Tuwaitha’s sprawling premises spread over 120 acres were said to be under the protection of Iraq’s Special Republican Guard. U.S. forces arrived at Tuwaitha April 6 and reportedly found that the place had no guards.

The site has been under the protection of coalition forces since early April, but the premises were reported to have been abandoned by guards for a few days. Television images show that the premises are damaged but there is no indication of the extent of the damage, particularly to the seals put in place by IAEA inspectors who worked through the nineties to halt Iraq’s nuclear activities.

ElBaradei has said that only the IAEA has the right to safeguard Iraq’s nuclear material. Under the Non-Proliferation Treaty (NPT) only the IAEA can reopen the tamper-proof seals it has put on rooms and on more than 400 barrels of radioactive material.

IAEA inspectors began investigating Iraq’s nuclear capabilities in 1991 to eliminate the country’s suspected weapons of mass destruction and the means to produce them.

At that time inspectors reported that Iraq had a comprehensive nuclear weapons development programme and that Iraq had made continued attempts to conceal the true extent of that programme.

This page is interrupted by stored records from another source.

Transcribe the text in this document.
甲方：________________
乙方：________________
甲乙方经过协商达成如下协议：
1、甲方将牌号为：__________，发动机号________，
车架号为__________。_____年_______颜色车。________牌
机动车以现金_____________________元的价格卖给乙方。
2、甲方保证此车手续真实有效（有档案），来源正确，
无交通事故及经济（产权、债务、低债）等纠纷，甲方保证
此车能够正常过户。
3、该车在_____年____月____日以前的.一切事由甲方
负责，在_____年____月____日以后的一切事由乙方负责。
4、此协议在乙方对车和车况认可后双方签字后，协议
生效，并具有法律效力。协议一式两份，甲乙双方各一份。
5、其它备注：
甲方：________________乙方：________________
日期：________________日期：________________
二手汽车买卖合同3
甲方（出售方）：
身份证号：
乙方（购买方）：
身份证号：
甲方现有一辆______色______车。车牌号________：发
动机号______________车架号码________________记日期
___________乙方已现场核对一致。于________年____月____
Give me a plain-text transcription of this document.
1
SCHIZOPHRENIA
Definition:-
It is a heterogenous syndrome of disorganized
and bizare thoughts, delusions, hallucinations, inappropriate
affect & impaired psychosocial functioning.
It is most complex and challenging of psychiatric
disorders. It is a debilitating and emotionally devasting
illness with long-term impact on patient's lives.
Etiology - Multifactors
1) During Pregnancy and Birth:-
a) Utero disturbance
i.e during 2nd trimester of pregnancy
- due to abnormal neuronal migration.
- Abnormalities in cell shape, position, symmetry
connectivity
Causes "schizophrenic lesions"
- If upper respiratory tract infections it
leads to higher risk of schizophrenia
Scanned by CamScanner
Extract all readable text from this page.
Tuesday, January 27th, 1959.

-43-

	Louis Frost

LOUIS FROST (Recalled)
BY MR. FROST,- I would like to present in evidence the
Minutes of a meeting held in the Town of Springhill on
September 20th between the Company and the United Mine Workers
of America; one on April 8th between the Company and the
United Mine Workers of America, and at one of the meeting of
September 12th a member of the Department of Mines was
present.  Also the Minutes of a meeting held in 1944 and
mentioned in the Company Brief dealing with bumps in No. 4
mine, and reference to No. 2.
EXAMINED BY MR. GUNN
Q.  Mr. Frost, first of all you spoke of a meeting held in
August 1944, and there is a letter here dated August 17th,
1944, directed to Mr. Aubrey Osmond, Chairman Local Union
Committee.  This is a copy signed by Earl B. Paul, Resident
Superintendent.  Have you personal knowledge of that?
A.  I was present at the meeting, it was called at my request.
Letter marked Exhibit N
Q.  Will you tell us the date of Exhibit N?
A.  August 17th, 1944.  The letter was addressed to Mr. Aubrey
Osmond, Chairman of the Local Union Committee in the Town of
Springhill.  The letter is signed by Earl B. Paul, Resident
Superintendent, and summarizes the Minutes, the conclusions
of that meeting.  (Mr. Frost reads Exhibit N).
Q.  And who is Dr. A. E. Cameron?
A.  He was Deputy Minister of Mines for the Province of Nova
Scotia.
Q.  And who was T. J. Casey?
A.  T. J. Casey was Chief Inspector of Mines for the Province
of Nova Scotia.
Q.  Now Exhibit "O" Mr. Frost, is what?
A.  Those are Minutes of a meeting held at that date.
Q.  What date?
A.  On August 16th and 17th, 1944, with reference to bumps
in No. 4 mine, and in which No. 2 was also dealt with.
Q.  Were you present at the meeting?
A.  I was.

Besides an ambitious uranium enrichment programme, Iraq was found to be separating small quantities of plutonium at the Tuwaitha centre. A programme to produce enriched uranium was halted at two centres in Tarmiya and Ash Sharkat.

IAEA inspectors brought back samples for analysis at its laboratories in Seibersdorf. Iraq was said to have been on the verge of building a nuclear bomb.

The U.S. is reported to have reassured the IAEA that it would safeguard the nuclear material. But reports of ripped barbed wires, broken walls and files in disarray have caused great consternation in the IAEA offices.